Former fund manager and FX trader Richard Breslow has an uncomfortable message for the investing world today:

“It’s time to finally admit that fixed-income markets are the only ones capable of expressing an honest picture of the world.

And the picture they paint with 10-year Treasuries, bunds and JGBs at recession-level yields is something that can’t any longer be blithely explained away as some technical distortion. “

It doesn’t matter to — or perhaps it is better to say it is crucially indicative of — underlying sentiment, that no matter how much of this stuff profligate governments will be issuing, investors feel the urgent need to have them in their portfolio.

Via Bloomberg,

With all due respect to those positing much higher yields as a real risk given the hunky-dory view of the world from the large corner suite, we remain as mired in economic inequality as ever. With all of the threats that portends. And anxiety levels have not abated. I couldn’t care less what some statistic that anyone wishes to cite claiming that it isn’t true.

Dr. Lawrence Summers wrote an interesting article that is running today on the Bloomberg terminal. In it, he lays out the challenges political leaders must overcome to preserve in whole, or at least mostly, the post-war global Western hegemonic order.

In truth, we are sliding further and further away from achieving any of those goals. Suddenly locking in 3 percent yields doesn’t seem so counterintuitive.

Equities can go to the moon. With the sovereign wealth funds picking winners and losers among supposed competitors and putting public monies behind their choices, how far down is big tech really going to go? On the day that Apple hit its valuation milestone, I was looking at the list of owners of the shares and suddenly wasn’t nearly as impressed.

Buying back shares, touting “adjusted earnings” and substituting M&A for actual investment makes these markets great investments, but hardly indicative of economies putting the thoughts of future recessions out of everyone’s minds.

There were three stories I read yesterday that really got me going.

A great read about a well-deserved victory lap by Morgan Stanley for having called a month ago the big-tech correction.
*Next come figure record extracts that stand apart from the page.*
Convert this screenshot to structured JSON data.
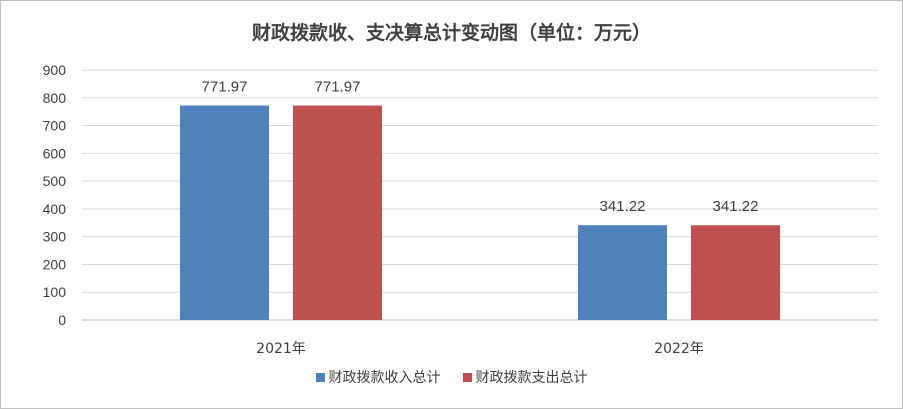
{
  "chart_data": {
    "type": "bar",
    "title": "财政拨款收、支决算总计变动图（单位：万元）",
    "categories": [
      "2021年",
      "2022年"
    ],
    "series": [
      {
        "name": "财政拨款收入总计",
        "values": [
          771.97,
          341.22
        ],
        "color": "#4f81bd"
      },
      {
        "name": "财政拨款支出总计",
        "values": [
          771.97,
          341.22
        ],
        "color": "#c0504d"
      }
    ],
    "ylim": [
      0,
      900
    ],
    "yticks": [
      0,
      100,
      200,
      300,
      400,
      500,
      600,
      700,
      800,
      900
    ],
    "grid": true,
    "legend": "bottom",
    "data_labels": [
      "771.97",
      "771.97",
      "341.22",
      "341.22"
    ]
  }
}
In it they say that, after making the out-of-consensus prediction, their phones “were not ringing”. Apparently, the pull of confirmation bias precluded clients from wanting to hear another opinion. Is it true that you can’t be fired if you maintain that everyone you talked to agreed with the position? Anyway, as the sell-off took place, “inbound traffic picked up considerably”. This story is indicative of so much.
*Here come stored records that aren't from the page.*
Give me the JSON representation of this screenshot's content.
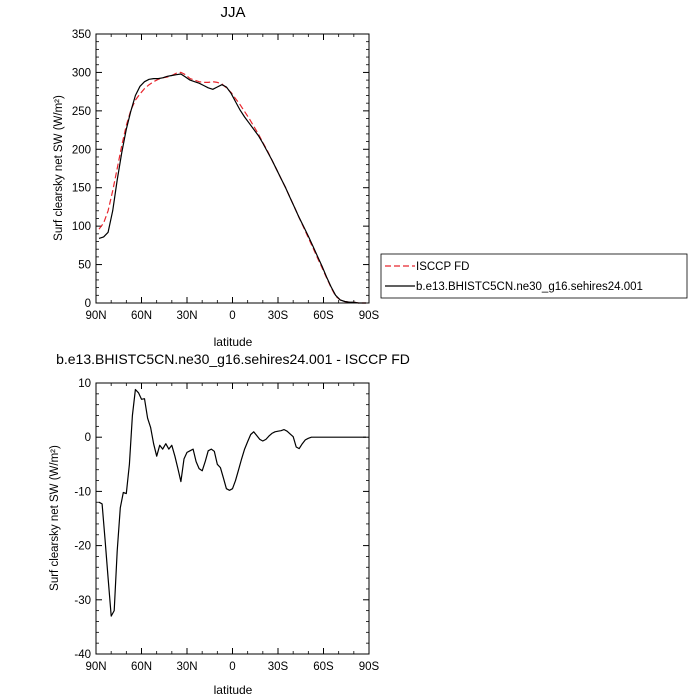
{
  "chart_data": [
    {
      "type": "line",
      "title": "JJA",
      "xlabel": "latitude",
      "ylabel": "Surf clearsky net SW (W/m²)",
      "x_ticks": [
        {
          "value": 90,
          "label": "90N"
        },
        {
          "value": 60,
          "label": "60N"
        },
        {
          "value": 30,
          "label": "30N"
        },
        {
          "value": 0,
          "label": "0"
        },
        {
          "value": -30,
          "label": "30S"
        },
        {
          "value": -60,
          "label": "60S"
        },
        {
          "value": -90,
          "label": "90S"
        }
      ],
      "y_ticks": [
        0,
        50,
        100,
        150,
        200,
        250,
        300,
        350
      ],
      "xlim": [
        90,
        -90
      ],
      "ylim": [
        0,
        350
      ],
      "legend_position": "right",
      "series": [
        {
          "name": "ISCCP FD",
          "color": "#e8262d",
          "dash": "dashed",
          "x": [
            88,
            85,
            82,
            79,
            76,
            73,
            70,
            67,
            64,
            61,
            58,
            55,
            52,
            49,
            46,
            43,
            40,
            37,
            34,
            31,
            28,
            25,
            22,
            19,
            16,
            13,
            10,
            7,
            4,
            1,
            -2,
            -5,
            -8,
            -11,
            -14,
            -17,
            -20,
            -23,
            -26,
            -29,
            -32,
            -35,
            -38,
            -41,
            -44,
            -47,
            -50,
            -53,
            -56,
            -59,
            -62,
            -65,
            -68,
            -71,
            -74,
            -77,
            -80,
            -83,
            -86,
            -88
          ],
          "y": [
            96,
            104,
            120,
            146,
            175,
            205,
            231,
            251,
            264,
            272,
            279,
            284,
            288,
            291,
            293,
            294,
            296,
            299,
            300,
            297,
            292,
            290,
            288,
            287,
            287,
            288,
            287,
            285,
            280,
            274,
            266,
            258,
            249,
            240,
            230,
            220,
            209,
            198,
            186,
            174,
            162,
            150,
            137,
            124,
            111,
            98,
            85,
            72,
            59,
            46,
            33,
            20,
            9,
            4,
            2,
            1,
            1,
            0,
            0,
            0
          ]
        },
        {
          "name": "b.e13.BHISTC5CN.ne30_g16.sehires24.001",
          "color": "#000000",
          "dash": "solid",
          "x": [
            88,
            85,
            82,
            79,
            76,
            73,
            70,
            67,
            64,
            61,
            58,
            55,
            52,
            49,
            46,
            43,
            40,
            37,
            34,
            31,
            28,
            25,
            22,
            19,
            16,
            13,
            10,
            7,
            4,
            1,
            -2,
            -5,
            -8,
            -11,
            -14,
            -17,
            -20,
            -23,
            -26,
            -29,
            -32,
            -35,
            -38,
            -41,
            -44,
            -47,
            -50,
            -53,
            -56,
            -59,
            -62,
            -65,
            -68,
            -71,
            -74,
            -77,
            -80,
            -83,
            -86,
            -88
          ],
          "y": [
            84,
            86,
            92,
            120,
            160,
            196,
            226,
            250,
            270,
            282,
            288,
            291,
            292,
            292,
            293,
            295,
            296,
            297,
            298,
            294,
            290,
            288,
            286,
            283,
            280,
            278,
            281,
            284,
            281,
            273,
            262,
            251,
            242,
            234,
            226,
            218,
            208,
            197,
            186,
            174,
            162,
            150,
            137,
            124,
            111,
            99,
            87,
            74,
            61,
            48,
            34,
            21,
            10,
            4,
            2,
            1,
            1,
            0,
            0,
            0
          ]
        }
      ]
    },
    {
      "type": "line",
      "title": "b.e13.BHISTC5CN.ne30_g16.sehires24.001 - ISCCP FD",
      "xlabel": "latitude",
      "ylabel": "Surf clearsky net SW (W/m²)",
      "x_ticks": [
        {
          "value": 90,
          "label": "90N"
        },
        {
          "value": 60,
          "label": "60N"
        },
        {
          "value": 30,
          "label": "30N"
        },
        {
          "value": 0,
          "label": "0"
        },
        {
          "value": -30,
          "label": "30S"
        },
        {
          "value": -60,
          "label": "60S"
        },
        {
          "value": -90,
          "label": "90S"
        }
      ],
      "y_ticks": [
        -40,
        -30,
        -20,
        -10,
        0,
        10
      ],
      "xlim": [
        90,
        -90
      ],
      "ylim": [
        -40,
        10
      ],
      "series": [
        {
          "color": "#000000",
          "dash": "solid",
          "x": [
            88,
            86,
            84,
            82,
            80,
            78,
            76,
            74,
            72,
            70,
            68,
            66,
            64,
            62,
            60,
            58,
            56,
            54,
            52,
            50,
            48,
            46,
            44,
            42,
            40,
            38,
            36,
            34,
            32,
            30,
            28,
            26,
            24,
            22,
            20,
            18,
            16,
            14,
            12,
            10,
            8,
            6,
            4,
            2,
            0,
            -2,
            -4,
            -6,
            -8,
            -10,
            -12,
            -14,
            -16,
            -18,
            -20,
            -22,
            -24,
            -26,
            -28,
            -30,
            -32,
            -34,
            -36,
            -38,
            -40,
            -42,
            -44,
            -46,
            -48,
            -50,
            -52,
            -54,
            -56,
            -58,
            -60,
            -62,
            -64,
            -66,
            -68,
            -70,
            -72,
            -74,
            -76,
            -78,
            -80,
            -82,
            -84,
            -86,
            -88
          ],
          "y": [
            -12,
            -12.3,
            -19,
            -26,
            -33,
            -32,
            -21,
            -13,
            -10.2,
            -10.4,
            -5,
            4,
            8.8,
            8.2,
            7,
            7.1,
            3.5,
            1.8,
            -1.2,
            -3.5,
            -1.5,
            -2.2,
            -1.2,
            -2.2,
            -1.5,
            -3.5,
            -5.8,
            -8.2,
            -4,
            -2.8,
            -2.5,
            -2.2,
            -4.5,
            -5.8,
            -6.2,
            -4.5,
            -2.5,
            -2.2,
            -2.6,
            -5,
            -5.6,
            -7.5,
            -9.5,
            -9.8,
            -9.5,
            -8,
            -6,
            -4,
            -2.2,
            -0.8,
            0.5,
            1,
            0.3,
            -0.4,
            -0.7,
            -0.4,
            0.2,
            0.7,
            1,
            1.1,
            1.2,
            1.4,
            1.1,
            0.6,
            0.1,
            -1.8,
            -2.1,
            -1.2,
            -0.5,
            -0.2,
            0,
            0,
            0,
            0,
            0,
            0,
            0,
            0,
            0,
            0,
            0,
            0,
            0,
            0,
            0,
            0,
            0,
            0,
            0
          ]
        }
      ]
    }
  ]
}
The second story was about Facebook wanting to team up with banks and share information to offer customer-service products. The shares of the company and the financial sector as a whole rose. How quickly we all forget. I know the first question I would ask the next time a banking regulator testifies that we are being too harsh.
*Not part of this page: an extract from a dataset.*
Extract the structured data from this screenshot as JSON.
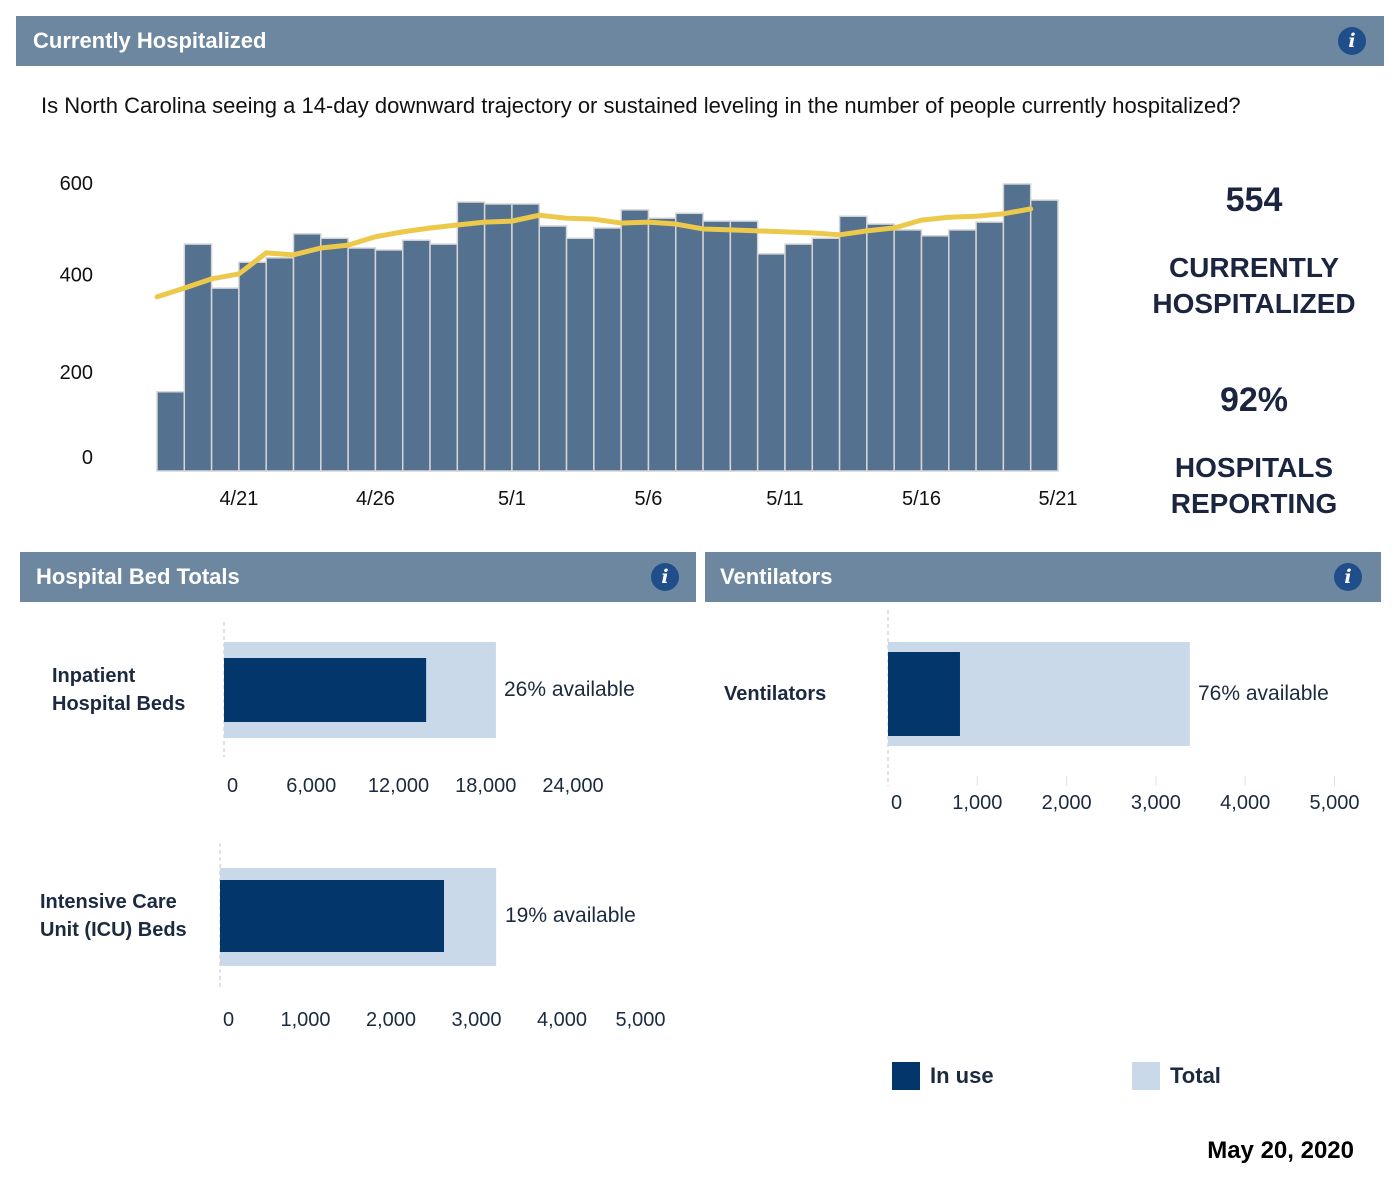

Lastly, I was reading the gruesome accounts of the diplomatic blow-up between Canada and Saudi Arabia. It was appalling that so much of the analysis focused on what this could cost in trade. Concluding, it was affordable. I’m sure this is not what Keynes meant when he argued about the primacy of economics in guiding the world forward.

Since it has been a day of rethinking things, I’ve got another. As one dollar bull to another. The charts just won’t be convinced this thing is going anywhere anytime soon. The trading range of DXY, with its multiple tops, is just too compelling to ignore.

And the broader Bloomberg Dollar Index looks like it has already decided the rally has played out for now. Back to the drawing board.